For how heavy it felt, the contents of the bowl were rather bleak. I start with a carefully crafted spoonful that held equal layers of the cauliflower rice, black beans, chicken, mild corn salsa, guac, and romaine lettuce. I took a bite, carefully dissecting the flavor only to discover...there really wasn’t much flavor. I don’t know what I was expecting considering I ordered the thing taking into account each bland ingredient and forced myself not to add any of the “spicier” salsas that could have added a tad more ~pizzazz~. Even the cauliflower rice which is meant to be cilantro-forward was just salty mush. I kept taking carefully noted bites with the hope that maybe, like my relationship with the discography of Shawn Mendes himself, it would get better with time and repetition. But the more I ate, the more I was overwhelmed with bombs of pure salt, the more uncomfortably full I became.
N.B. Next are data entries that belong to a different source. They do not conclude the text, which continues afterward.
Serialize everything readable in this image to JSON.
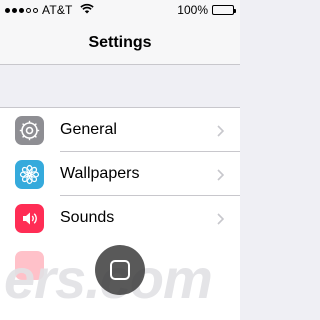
{
  "status_bar": {
    "carrier": "AT&T",
    "battery_percent": "100%",
    "battery_level": 1.0,
    "signal_bars_filled": 3,
    "signal_bars_total": 5
  },
  "nav": {
    "title": "Settings"
  },
  "settings": {
    "items": [
      {
        "label": "General",
        "icon": "gear-icon",
        "color": "#8e8e93"
      },
      {
        "label": "Wallpapers",
        "icon": "flower-icon",
        "color": "#35aadc"
      },
      {
        "label": "Sounds",
        "icon": "speaker-icon",
        "color": "#ff2d55"
      }
    ]
  },
  "watermark": {
    "text": "ers.com"
  },
  "colors": {
    "background": "#efeff4",
    "separator": "#c8c7cc",
    "chevron": "#c7c7cc"
  }
}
What’s more is that this came to be the most Suburban White Boy order, Chipotle and beyond, I had ever voluntarily consumed. You know the suburban white boy. The one named Zac, Graham, or Cal. The one who wears Patagonia Snap-T pullovers and a backwards baseball cap. The ones who can’t function without doing their daily pump at LA Fitness. Maybe even the ones who moved to Brooklyn and became the artsy types. Maybe even the singer-songwriter ones from Toronto dating one-Fifth of a Harmony. It’s truly been great to witness and experience the evolution of Shawn Mendes as a teenage heartthrob referring to himself as a puppy on the street to an actualized artist singing about deep self-reflective shit, sometimes with the help of Justin Bieber. This bowl, along with his Netflix documentary, are two pieces of content I consumed that weren’t his music. What I learned from both is that the road to becoming a true artist can’t change the fact that deep down, he will forever be a suburban white boy who believes salt is a seasoning.